Au titre de l’article 395 de la directive TVA, la Roumanie demande que le Conseil, statuant sur proposition de la Commission, autorise la Roumanie à proroger l’application de la mesure particulière dérogatoire à l’article 193 de la directive TVA en ce qui concerne l’application du mécanisme d’autoliquidation pour le blé, l’épeautre, le seigle, l’orge, le maïs, les fèves de soja, les graines de navette ou de colza, les graines de tournesol et les betteraves à sucre.

Cette demande se justifie essentiellement par le fait que la Hongrie a obtenu une dérogation similaire pour des produits agricoles, également pour une durée de deux ans jour pour jour[2] (et sous réserve de la même condition, acceptée explicitement par la Hongrie, à savoir qu'elle ne demanderait pas de renouvellement). Cependant, les dates de début et de fin des deux dérogations sont différentes: du 1er juin 2011 au 31 mai 2013 pour la Roumanie et du 1er juillet 2012 au 30 juin 2014 pour la Hongrie. Selon la Roumanie, il existe un risque de déplacement de la fraude vers la Roumanie, notamment en raison du maintien de l’application de la dérogation en Hongrie après l’expiration de la dérogation roumaine. Les mesures antifraude mises en place dans ce contexte ne suffiraient pas, d'après les autorités roumaines, pour lutter contre la fraude après le 31 mai 2013.

4. POINT DE VUE DE LA COMMISSION

Lorsqu’elle est saisie d’une demande conformément à l'article 395, la Commission l’examine afin de s’assurer que sont remplies les conditions élémentaires permettant d’y accéder, à savoir que la mesure particulière proposée simplifie la procédure pour les assujettis et/ou l’administration fiscale ou que la proposition permet d’éviter certains types de fraude ou d’évasion fiscales. Dans ce contexte, la Commission a toujours fait preuve de sélectivité et de prudence afin que les dérogations ne compromettent pas le fonctionnement du système général de la TVA et qu'elles soient limitées, nécessaires et proportionnées.

Premièrement, la Commission estime que le type de marchandises en cause (céréales et graines oléagineuses) présentent une nature qui permettrait de réaliser des audits en utilisant des moyens de contrôles traditionnels sans pour autant devoir mettre en œuvre le mécanisme d’autoliquidation. En conséquence, la dérogation accordée à la Roumanie l’avait été dans des circonstances exceptionnelles afin de lui laisser le temps nécessaire pour mettre en œuvre certaines réformes afin de lutter contre la fraude.

Deuxièmement, l’objectif de la mesure n’a jamais été d'apporter une solution à long terme ou de compenser la surveillance inadéquate des assujettis sur ces marchés extrêmement porteurs. La dérogation se justifiait dans le cadre d’un train de mesures à prendre par la Roumanie tout en étant limitée à une période déterminée, et à la condition convenue que la Roumanie ne demanderait pas le renouvellement de la dérogation.
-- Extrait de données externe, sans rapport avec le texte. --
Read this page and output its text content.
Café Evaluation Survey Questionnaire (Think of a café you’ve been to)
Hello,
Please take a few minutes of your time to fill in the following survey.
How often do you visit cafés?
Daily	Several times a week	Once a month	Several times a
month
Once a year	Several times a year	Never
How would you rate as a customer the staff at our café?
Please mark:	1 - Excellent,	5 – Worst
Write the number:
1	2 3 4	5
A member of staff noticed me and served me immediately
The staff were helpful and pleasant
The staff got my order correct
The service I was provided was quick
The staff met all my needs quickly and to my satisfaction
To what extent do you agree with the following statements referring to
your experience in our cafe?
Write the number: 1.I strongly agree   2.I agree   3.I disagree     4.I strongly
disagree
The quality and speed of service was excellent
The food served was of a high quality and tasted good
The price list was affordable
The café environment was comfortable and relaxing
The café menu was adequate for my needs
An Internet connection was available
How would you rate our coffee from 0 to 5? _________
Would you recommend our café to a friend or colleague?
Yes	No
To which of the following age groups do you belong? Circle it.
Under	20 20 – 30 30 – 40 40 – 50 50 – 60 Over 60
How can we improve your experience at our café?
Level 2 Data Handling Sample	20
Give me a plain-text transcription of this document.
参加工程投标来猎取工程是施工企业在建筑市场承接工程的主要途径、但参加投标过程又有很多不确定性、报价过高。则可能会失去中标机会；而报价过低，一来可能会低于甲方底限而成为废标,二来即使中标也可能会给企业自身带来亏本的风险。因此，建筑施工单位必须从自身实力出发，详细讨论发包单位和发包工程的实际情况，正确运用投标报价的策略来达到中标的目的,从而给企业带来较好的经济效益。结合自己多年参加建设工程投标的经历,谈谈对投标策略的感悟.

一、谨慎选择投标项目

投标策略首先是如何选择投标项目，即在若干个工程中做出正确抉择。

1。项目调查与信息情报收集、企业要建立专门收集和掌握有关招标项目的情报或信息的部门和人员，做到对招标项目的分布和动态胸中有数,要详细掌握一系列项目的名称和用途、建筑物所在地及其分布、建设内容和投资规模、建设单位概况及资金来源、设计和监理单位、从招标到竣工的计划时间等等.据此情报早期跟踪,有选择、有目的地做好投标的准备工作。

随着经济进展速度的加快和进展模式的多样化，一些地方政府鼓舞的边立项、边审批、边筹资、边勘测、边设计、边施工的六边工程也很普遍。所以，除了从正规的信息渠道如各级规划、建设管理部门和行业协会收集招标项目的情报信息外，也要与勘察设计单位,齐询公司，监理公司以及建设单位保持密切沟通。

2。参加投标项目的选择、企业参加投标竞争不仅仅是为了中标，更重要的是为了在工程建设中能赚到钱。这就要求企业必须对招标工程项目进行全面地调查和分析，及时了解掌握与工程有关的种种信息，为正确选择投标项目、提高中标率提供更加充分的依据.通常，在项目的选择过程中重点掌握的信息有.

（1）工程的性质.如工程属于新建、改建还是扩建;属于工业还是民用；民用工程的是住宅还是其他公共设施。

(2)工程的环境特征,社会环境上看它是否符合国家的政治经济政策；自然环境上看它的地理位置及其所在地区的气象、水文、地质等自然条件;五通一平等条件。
La dérogation accordée à la Hongrie était assortie des mêmes conditions.

En outre, selon les indications, la fraude dans ces secteurs s’est déplacée, en particulier, vers d’autres États membres situés dans le sud-est de l’Europe. Dans ce contexte, l’application du mécanisme d’autoliquidation pendant une période plus longue représenterait un risque de fraude pour ces États membres, risque qui ne peut pas être sous-estimé compte tenu de l’importance de ces secteurs dans la région.

5. CONCLUSIONS

Sur la base des éléments susmentionnés, la Commission s’oppose à la demande présentée par la Roumanie.

[1] Décision d’exécution 2011/363/UE du Conseil du 20 juin 2011 autorisant la Roumanie à appliquer une mesure particulière dérogatoire à l’article 193 de la directive 2006/112/CE relative au système commun de taxe sur la valeur ajoutée (JO L 163 du 23.6.2011, p. 26).

[2] Décision d’exécution 2012/624/UE du Conseil du 4 octobre 2012 autorisant la Hongrie à appliquer une mesure particulière dérogatoire à l’article 193 de la directive 2006/112/CE relative au système commun de taxe sur la valeur ajoutée (JO L 274 du 9.10.2012, p. 26).